PM May, UE dan Ujian bagi Persekutuan Dagang

Andi Muhammad Sadli, Dosen Pereksa Ekonomi Internasional, Sekolah Tinggi Ilmu Ekonomi Mulia Pratama

Oleh : Andi Muhammad Sadli

Perdana Menteri Inggris  Theresa May keliru memperhitungkan untung rugi keluar dari persekutuan dagang level tinggi, Uni Eropa.  Tajuk kompas, 21 Oktober 2017 menyajikan sulitnya proses Brexit.

Andai dua prominen dari sebelas bapak pendiri eropa, Robert Schuman dan Jean Monnet, masih hidup, mereka tentu kecawa dengan sikap PM May. Tidak seperti yang dipikirkan Schuman dan Monnet dalam merancang unifikasi eropa, PM May tergesa gesa dan tampak menginginkan Inggris menentukan pola dagang sendiri tanpa bersekutu dengan negara eropa lainnya.
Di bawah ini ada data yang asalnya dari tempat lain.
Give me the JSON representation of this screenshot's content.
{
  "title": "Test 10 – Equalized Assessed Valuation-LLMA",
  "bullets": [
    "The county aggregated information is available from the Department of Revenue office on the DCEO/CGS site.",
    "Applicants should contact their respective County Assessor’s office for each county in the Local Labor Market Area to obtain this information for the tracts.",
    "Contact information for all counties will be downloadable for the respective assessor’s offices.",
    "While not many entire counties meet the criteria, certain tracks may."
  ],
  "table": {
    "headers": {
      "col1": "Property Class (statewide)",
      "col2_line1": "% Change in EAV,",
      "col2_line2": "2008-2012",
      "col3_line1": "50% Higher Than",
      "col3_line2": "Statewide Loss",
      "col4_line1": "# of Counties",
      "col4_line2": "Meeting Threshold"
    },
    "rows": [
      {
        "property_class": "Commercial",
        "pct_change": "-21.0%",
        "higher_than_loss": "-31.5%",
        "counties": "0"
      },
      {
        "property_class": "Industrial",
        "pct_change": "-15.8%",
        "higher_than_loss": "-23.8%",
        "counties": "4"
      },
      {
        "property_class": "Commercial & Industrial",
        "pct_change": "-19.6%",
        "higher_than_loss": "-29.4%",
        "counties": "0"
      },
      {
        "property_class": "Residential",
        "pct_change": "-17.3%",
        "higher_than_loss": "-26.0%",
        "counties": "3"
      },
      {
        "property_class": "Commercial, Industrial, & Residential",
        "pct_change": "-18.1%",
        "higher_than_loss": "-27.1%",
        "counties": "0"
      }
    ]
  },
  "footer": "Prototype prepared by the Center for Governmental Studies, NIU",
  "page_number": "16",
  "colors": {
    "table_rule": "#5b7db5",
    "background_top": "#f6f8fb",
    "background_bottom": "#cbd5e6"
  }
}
Sejak pembentukan awal unifikasi eropa, Inggris selalu ragu dan tidak turut serta.

Tahun 1948-1952 adalah periode sulit penyatuan eropa karena Jerman dan Perancis terdahulu yang gemar berperang.   Beruntung Perancis dan Jerman  Jera, setelah kehancuran Jerman dan kekalahan beruntun di masa akhir  perang dunia II.   Beruntung pula,  karena Amerika Serikat memberi bantuan bilateral pemulihan ekonomi eropa (European Economic Recovery)  karena kehancuran akibat perang melalui paket marshall plan projectdi era Presiden Truman tahun 1947.

Schuman dan Monnet adalah peletak dasar Masyarakat Baja dan Batu Bara Eropa, fase awal penyatuan eropa. Dilanjutkan oleh Paul-Henri Spaak (Traktat Roma, 1957) yang mendeklarasikan Masyarakat Ekonomi Eropa (MEE). Jika mau membayangkan  Masyarakat Ekonomi Asean tahun 2017,   tengok MEE tahun 1957. Serupa meski konstruksi dan entitas integrasinya beda.

Mengapa dinamai persekutuan baja dan batu bara? Baja adalah bahan baku persenjataan dan batu bara adalah sumber energi primer. Keduanya adalah sumber kehidupan sekaligus sumber perang dan malapetaka. Politik energi dan baja hingga kini menjadi penyebab utama konflik dan konfrontasi di seluruh dunia. Motif, prilaku dan prinsip sedemikian itu,  diajarkan dalam pengantar ilmu ekonomi.

Tentu integrasi Asean tidak dilatari oleh instabilitas kawasan, seperti yang terjadi di eropa, namun, baik integrasi Asean maupun integrasi UE merupakan persekutuan yang menjanjikan peningkatan neraca dagang bagi anggotanya.

Jejak Buruk

Persekutuan dagang tidak ajek. Ia bergerak dinamis. Adam Smith dan David Ricardo jauh hari mengajurkan pentingnya perdagangan internasional untuk mendorong output dan surplus neraca dagang. Lebih jauh, Ricardian Model  membuktikan perdagangan dua negara dapat berlangsung tanpa keunggulan mutlak. Artinya,  dengan hanya menggunakan satu sarana produksi, berupa input tenaga kerja,  perdagangan antar dua negara menghasilkan faedah perdagangan.  Efisiensi dan faedah  (gain from trade) diperoleh berdasarkan trade off pada  batas kemungkinan produksi dan biaya oportunitas. Teori dan praktek perdagangan internasional berkembang terus dan semakin kompleks.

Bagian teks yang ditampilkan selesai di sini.